Absent from Fenton’s light touch is the weight of fatalistic dread so present in Ruth and Simon. Now, before you respond telling me that illness does not necessarily make someone forsake themselves, I agree that not every film about a person with neurodegeneration needs to feel as oppressive as listening to “Toccata and Fugue in D Minor”. But Simon’s story is almost too uplifting in the filmmakers’ hands, streamlined emotionally to fit the Sundance emotion model: a happy life is disrupted, pain and suffering ensue briefly, but affirmation and inspiration win out.

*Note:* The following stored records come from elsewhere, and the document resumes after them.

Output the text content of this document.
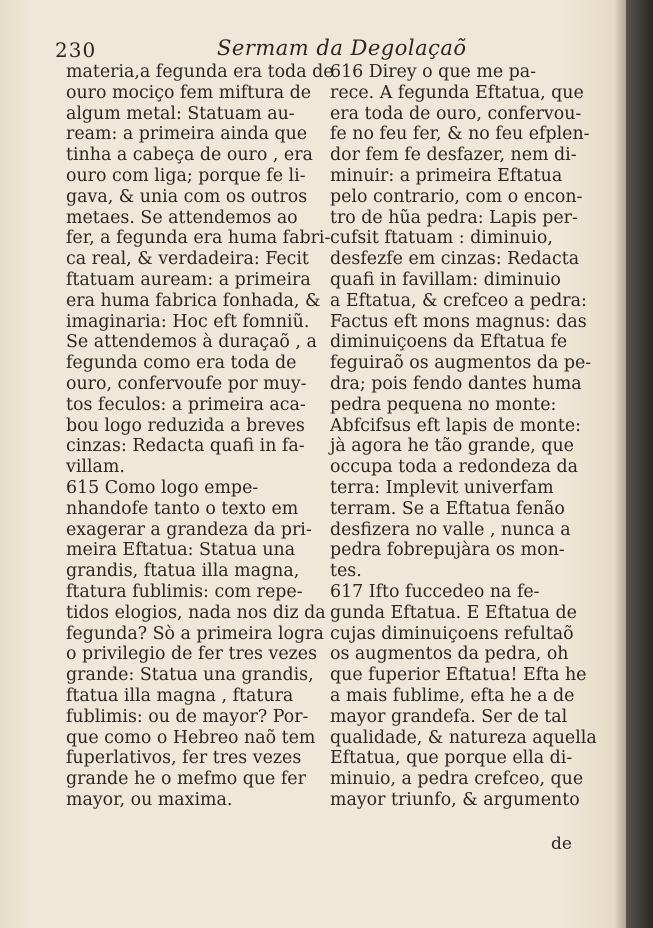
230	Sermam da Degolaçaõ
materia,a fegunda era toda de
ouro mociço fem miftura de
algum metal: Statuam au-
ream: a primeira ainda que
tinha a cabeça de ouro , era
ouro com liga; porque fe li-
gava, & unia com os outros
metaes. Se attendemos ao
fer, a fegunda era huma fabri-
ca real, & verdadeira: Fecit
ftatuam auream: a primeira
era huma fabrica fonhada, &
imaginaria: Hoc eft fomniũ.
Se attendemos à duraçaõ , a
fegunda como era toda de
ouro, confervoufe por muy-
tos feculos: a primeira aca-
bou logo reduzida a breves
cinzas: Redacta quafi in fa-
villam.
615 Como logo empe-
nhandofe tanto o texto em
exagerar a grandeza da pri-
meira Eftatua: Statua una
grandis, ftatua illa magna,
ftatura fublimis: com repe-
tidos elogios, nada nos diz da
fegunda? Sò a primeira logra
o privilegio de fer tres vezes
grande: Statua una grandis,
ftatua illa magna , ftatura
fublimis: ou de mayor? Por-
que como o Hebreo naõ tem
fuperlativos, fer tres vezes
grande he o mefmo que fer
mayor, ou maxima.
616 Direy o que me pa-
rece. A fegunda Eftatua, que
era toda de ouro, confervou-
fe no feu fer, & no feu efplen-
dor fem fe desfazer, nem di-
minuir: a primeira Eftatua
pelo contrario, com o encon-
tro de hũa pedra: Lapis per-
cufsit ftatuam : diminuio,
desfezfe em cinzas: Redacta
quafi in favillam: diminuio
a Eftatua, & crefceo a pedra:
Factus eft mons magnus: das
diminuiçoens da Eftatua fe
feguiraõ os augmentos da pe-
dra; pois fendo dantes huma
pedra pequena no monte:
Abfcifsus eft lapis de monte:
jà agora he tão grande, que
occupa toda a redondeza da
terra: Implevit univerfam
terram. Se a Eftatua fenão
desfizera no valle , nunca a
pedra fobrepujàra os mon-
tes.
617 Ifto fuccedeo na fe-
gunda Eftatua. E Eftatua de
cujas diminuiçoens refultaõ
os augmentos da pedra, oh
que fuperior Eftatua! Efta he
a mais fublime, efta he a de
mayor grandefa. Ser de tal
qualidade, & natureza aquella
Eftatua, que porque ella di-
minuio, a pedra crefceo, que
mayor triunfo, & argumento
de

It’s entirely possible that the film’s trajectory accurately represents the discovery of great pleasure in tragic pain, and Fenton’s goal was simply to reflect that. In that sense, It’s Not Yet Dark is a towering success of visualization, giving voice to images and memories that occupy an incapacitated man’s mind. No doubt his family is grateful for the beauty of their complicated but workable life, which seems to have slashed away at the inevitability of their father/husband’s early death. Even I, a complete stranger and agnostic, consider the tale somewhat miraculous. Yet the circumstances of Simon Fitzmaurice’s life have a lustrous polish that, in the increasingly upsetting and frightening modern world, seem outrageously fantastical. If I were Colin Farrell, I would be screaming, not whispering.